Cold and fed up, 11 sailors from Caribbean and South America are stuck in Trois-Rivières, Que.
CBC
Eleven Caribbean and South American sailors are stuck at the port in Trois-Rivières, Que., aboard three cramped tugboats that were destined for export in October.
For three months the tugboats have been sitting idle in the port, detained by Transport Canada for failing to meet various laws and international maritime conventions necessary for an international voyage.
Once Canadian-owned and Canadian-flagged vessels, they were sold to B.K. Marine, a Guyanese company, according to Vince Giannopoulos, the vice-president of the St. Lawrence and East Coast Seafarers' International Union of Canada.
With the new owners hoping to bring the boats back to Guyana for tug work and shipping in South America and the Caribbean, Giannopoulos says the boats needed to undergo many "regulation-based changes."
But months ago, Giannopoulos was contacted by seafarers who raised concerns about their living and working conditions aboard the vessels — reporting that they were paid below what they were initially promised and not given contracts.
Mark Wong worked on one ship as an engineer for months without a contract. He arrived in Canada in June 2022, expecting he would be en route shortly.
But in October, he was among those who got stuck in Trois-Rivières.
"They promised it very early when we got in 'you're gonna get a contract, you're gonna get a contract.' And you know we don't fight nobody.
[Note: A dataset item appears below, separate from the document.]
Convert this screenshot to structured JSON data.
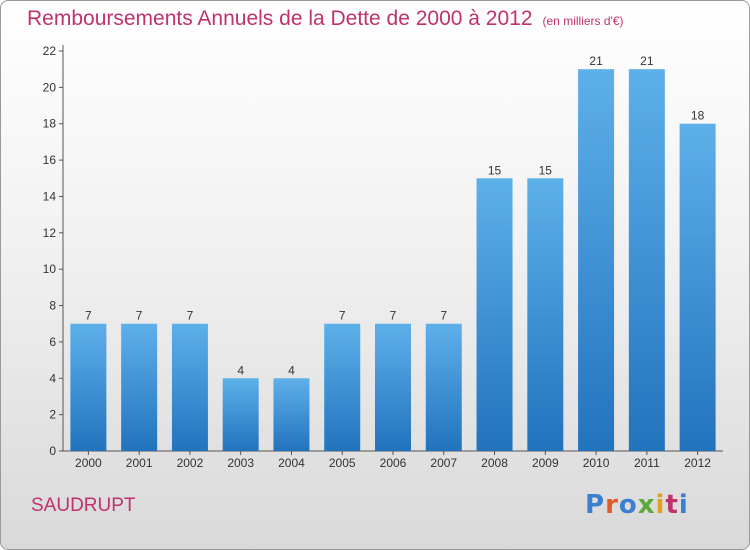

We're just quiet people," said Wong.
Wong says he only received the contract in December, shortly before he flew back home to Guyana on Dec. 24 in the sweatshirt and jeans he arrived in many months before.
"As a seaman, I just adjust myself to any condition … [But] the winter was coming in … It's kind of a relief that [I'm] out of the cold," said Wong.
Even though employers are legally required to offer contracts in writing in Canada, Giannopoulos says Wong's situation was common among workers.
"A lot of the crew are pretty disappointed … [They] were told things back home and when they got here to the vessels, those things weren't necessarily true," said Giannopoulos.
He said many of the crew members received only a third of what they were initially promised as pay.
"Imagine yourself taking a job in a foreign country and you get there and nothing is what you've expected. You know it can be really tough to deal with that kind of thing," said Giannopoulos.